Eropa Terbakar Gelombang Panas, Rekor Suhu Baru Picu Korban Jiwa Berjatuhan

Gelombang panas ekstrem terus menyapu Eropa dan memicu kondisi darurat di sejumlah negara. Suhu tinggi itu bukan hanya mencetak rekor baru, tetapi juga berujung pada meningkatnya korban jiwa, gangguan layanan publik, hingga pembatalan berbagai kegiatan besar.

Di Jerman, Belgia, dan Belanda, suhu udara pada hari Jumat waktu setempat dilaporkan menembus rekor tertinggi. Dampaknya terasa luas karena otoritas di beberapa wilayah harus mengambil langkah cepat untuk melindungi warga dari risiko kesehatan yang kian meningkat.

Rekor suhu terpantau di berbagai negara

Jerman mencatat suhu tertinggi sementara 41,3 derajat Celsius di Saarbrücken. Belgia menyusul dengan suhu 40 derajat Celsius, sementara Limburg di Belanda mencapai 39,4 derajat Celsius.

Inggris juga merasakan lonjakan panas dengan rekor Juni sebesar 37,1 derajat Celsius. Lonjakan ini menunjukkan seberapa jauh gelombang panas tersebut bergerak ke utara dan timur Eropa dalam waktu singkat.

Korban jiwa meningkat di Prancis dan Spanyol

Dampak paling serius terlihat di Prancis dan Spanyol. Di Prancis, Menteri Kesehatan Stéphanie Rist menyoroti meningkatnya kasus kematian di rumah sebagai perhatian utama di tengah suhu ekstrem.

Kasus tenggelam di Prancis juga naik menjadi 55, dengan dua pertiganya terjadi saat korban berenang di area tanpa pengawasan. Tragedi lain menimpa anak-anak, termasuk balita berusia 18 bulan yang meninggal akibat hipertermia setelah terjebak di dalam mobil di Marseille.

Di Carpentras, insiden serupa sebelumnya juga menewaskan dua anak lainnya. Sementara itu di Spanyol, sistem pemantauan MoMo melaporkan 327 kematian yang terkait dengan cuaca panas dalam kurun lima hari.

Ahli peringatkan dampak jangka panjang

Juru bicara Organisasi Meteorologi Dunia, Clare Nullis, menilai gelombang panas ini membawa ancaman besar bagi kesehatan, ekosistem, pertanian, dan sektor tenaga kerja. Ia menegaskan bahwa masyarakat perlu mulai terbiasa dengan kondisi seperti ini.

Peringatan itu sejalan dengan penilaian ilmuwan dari World Weather Attribution yang menyebut bulan Juni memanas lebih cepat dibanding bulan-bulan lain. Mereka menilai gelombang panas kali ini menjadi yang paling parah yang pernah tercatat di wilayah tersebut.

Layanan iklim Copernicus juga mencatat Eropa sebagai benua dengan pemanasan tercepat di dunia, yakni dua kali lipat dari rata-rata global. Data ini memperkuat kekhawatiran bahwa suhu ekstrem akan semakin sering muncul dan berdampak lebih luas.

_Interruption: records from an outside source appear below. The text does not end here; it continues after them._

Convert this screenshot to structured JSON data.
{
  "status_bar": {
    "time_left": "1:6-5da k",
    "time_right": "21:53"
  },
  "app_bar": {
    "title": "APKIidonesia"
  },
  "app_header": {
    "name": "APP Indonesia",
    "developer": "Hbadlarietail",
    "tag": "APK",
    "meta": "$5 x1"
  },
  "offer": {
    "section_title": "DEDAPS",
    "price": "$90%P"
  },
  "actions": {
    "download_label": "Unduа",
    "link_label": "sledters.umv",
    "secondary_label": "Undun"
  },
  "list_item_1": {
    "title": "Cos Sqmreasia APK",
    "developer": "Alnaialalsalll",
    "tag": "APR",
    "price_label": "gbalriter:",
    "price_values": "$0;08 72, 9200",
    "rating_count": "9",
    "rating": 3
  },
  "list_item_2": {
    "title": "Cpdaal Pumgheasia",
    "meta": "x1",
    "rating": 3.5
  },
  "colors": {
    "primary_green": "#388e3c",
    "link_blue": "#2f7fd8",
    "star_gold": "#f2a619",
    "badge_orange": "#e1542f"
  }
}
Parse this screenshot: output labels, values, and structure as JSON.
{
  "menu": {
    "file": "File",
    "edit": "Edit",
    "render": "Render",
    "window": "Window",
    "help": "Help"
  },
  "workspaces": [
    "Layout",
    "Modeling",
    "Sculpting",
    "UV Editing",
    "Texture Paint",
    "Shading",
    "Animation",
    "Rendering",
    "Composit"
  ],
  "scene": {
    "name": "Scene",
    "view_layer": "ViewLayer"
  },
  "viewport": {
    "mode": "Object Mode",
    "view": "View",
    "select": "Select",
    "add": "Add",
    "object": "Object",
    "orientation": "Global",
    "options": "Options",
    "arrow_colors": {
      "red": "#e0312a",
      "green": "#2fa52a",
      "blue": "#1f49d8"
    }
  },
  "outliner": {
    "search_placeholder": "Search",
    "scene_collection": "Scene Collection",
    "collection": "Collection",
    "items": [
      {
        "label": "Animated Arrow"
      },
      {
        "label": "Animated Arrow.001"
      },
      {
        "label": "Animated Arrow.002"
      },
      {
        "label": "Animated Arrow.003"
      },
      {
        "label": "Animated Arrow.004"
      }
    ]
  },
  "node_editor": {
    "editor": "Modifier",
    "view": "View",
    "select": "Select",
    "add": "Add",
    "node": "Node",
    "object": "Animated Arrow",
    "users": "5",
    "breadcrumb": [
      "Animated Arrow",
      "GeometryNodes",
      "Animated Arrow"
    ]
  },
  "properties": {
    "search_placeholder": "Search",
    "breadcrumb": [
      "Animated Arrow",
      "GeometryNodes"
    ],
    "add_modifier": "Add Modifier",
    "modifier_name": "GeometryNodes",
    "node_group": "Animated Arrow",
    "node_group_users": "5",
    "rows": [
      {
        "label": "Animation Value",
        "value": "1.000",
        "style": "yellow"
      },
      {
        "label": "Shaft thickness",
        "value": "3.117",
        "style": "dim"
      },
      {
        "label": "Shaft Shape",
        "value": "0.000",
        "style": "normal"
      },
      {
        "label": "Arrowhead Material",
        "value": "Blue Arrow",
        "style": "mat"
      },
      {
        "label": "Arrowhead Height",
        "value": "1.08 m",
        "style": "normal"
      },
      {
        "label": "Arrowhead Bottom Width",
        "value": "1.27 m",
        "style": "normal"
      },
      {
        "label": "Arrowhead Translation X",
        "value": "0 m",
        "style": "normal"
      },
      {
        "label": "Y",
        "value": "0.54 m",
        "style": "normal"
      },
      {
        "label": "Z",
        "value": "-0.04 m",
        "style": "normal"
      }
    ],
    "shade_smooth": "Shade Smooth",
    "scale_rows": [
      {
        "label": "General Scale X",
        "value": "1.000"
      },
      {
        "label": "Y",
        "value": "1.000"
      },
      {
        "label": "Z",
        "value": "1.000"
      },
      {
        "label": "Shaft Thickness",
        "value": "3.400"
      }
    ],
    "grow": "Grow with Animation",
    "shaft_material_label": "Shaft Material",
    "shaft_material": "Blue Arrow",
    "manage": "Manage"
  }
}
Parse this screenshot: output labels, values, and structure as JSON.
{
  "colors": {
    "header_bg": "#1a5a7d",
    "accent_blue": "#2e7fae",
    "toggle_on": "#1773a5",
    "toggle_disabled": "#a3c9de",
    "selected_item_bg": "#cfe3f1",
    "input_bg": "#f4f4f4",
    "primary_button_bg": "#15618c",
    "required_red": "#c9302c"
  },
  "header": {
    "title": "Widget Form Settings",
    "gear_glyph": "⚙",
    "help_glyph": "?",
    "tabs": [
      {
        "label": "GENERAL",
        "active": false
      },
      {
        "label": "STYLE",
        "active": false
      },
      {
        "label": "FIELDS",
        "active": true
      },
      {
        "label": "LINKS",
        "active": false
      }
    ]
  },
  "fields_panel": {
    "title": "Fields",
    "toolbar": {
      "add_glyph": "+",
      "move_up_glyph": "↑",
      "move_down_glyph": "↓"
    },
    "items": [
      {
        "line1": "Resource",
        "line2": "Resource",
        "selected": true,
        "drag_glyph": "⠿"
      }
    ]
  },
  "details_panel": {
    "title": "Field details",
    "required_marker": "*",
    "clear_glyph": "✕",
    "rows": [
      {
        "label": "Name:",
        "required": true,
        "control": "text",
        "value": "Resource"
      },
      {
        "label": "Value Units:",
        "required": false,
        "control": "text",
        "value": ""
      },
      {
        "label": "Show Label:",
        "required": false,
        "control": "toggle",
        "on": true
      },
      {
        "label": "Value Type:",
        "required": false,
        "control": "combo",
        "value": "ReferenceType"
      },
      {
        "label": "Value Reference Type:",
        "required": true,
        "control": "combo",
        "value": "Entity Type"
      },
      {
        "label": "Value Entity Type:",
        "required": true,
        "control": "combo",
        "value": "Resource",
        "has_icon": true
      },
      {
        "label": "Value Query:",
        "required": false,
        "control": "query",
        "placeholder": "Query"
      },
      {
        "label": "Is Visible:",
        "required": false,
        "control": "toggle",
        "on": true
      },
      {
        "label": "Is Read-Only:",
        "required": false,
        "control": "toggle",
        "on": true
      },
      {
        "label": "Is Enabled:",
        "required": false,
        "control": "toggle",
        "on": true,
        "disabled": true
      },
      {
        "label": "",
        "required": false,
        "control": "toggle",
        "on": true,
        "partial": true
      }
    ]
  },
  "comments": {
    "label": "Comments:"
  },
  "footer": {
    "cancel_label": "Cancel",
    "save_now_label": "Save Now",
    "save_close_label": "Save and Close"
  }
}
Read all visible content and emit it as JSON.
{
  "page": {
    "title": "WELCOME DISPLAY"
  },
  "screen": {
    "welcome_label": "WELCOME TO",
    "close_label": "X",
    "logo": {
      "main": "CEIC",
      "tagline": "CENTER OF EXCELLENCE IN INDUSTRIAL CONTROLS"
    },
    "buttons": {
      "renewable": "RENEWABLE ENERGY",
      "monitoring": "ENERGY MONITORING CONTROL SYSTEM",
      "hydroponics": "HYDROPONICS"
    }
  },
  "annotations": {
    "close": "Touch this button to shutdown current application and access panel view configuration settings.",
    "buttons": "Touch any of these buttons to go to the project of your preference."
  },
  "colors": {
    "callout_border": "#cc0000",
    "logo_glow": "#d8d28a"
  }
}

Acara publik dibatalkan, infrastruktur ikut terganggu

Risiko kesehatan yang tinggi membuat sejumlah acara besar dibatalkan atau ditunda. Paris Pride ditunda hingga September, sedangkan festival musik Solidays di Prancis dibatalkan meski biasanya menarik ratusan ribu pengunjung.

Di Belanda, pembatalan festival musik Defqon.1 memicu protes dari pengunjung hingga polisi turun tangan. Situasi ini menunjukkan bagaimana panas ekstrem tidak hanya mengancam keselamatan, tetapi juga mengganggu aktivitas sosial dan ekonomi.

Dampak serupa juga terasa pada transportasi dan energi. Kereta Eurostar rute Cologne menuju Paris sempat mogok di Brussels akibat panas ekstrem, dan tiga penumpang harus dibawa ke rumah sakit.

Di Swiss, pembangkit listrik tenaga nuklir Beznau menonaktifkan kedua reaktornya karena suhu Sungai Aare dinilai terlalu panas untuk mendinginkan reaktor secara aman. Tim peneliti di Swiss juga memperingatkan cadangan musim dingin pada gletser diperkirakan habis dan mencair lebih cepat dari biasanya.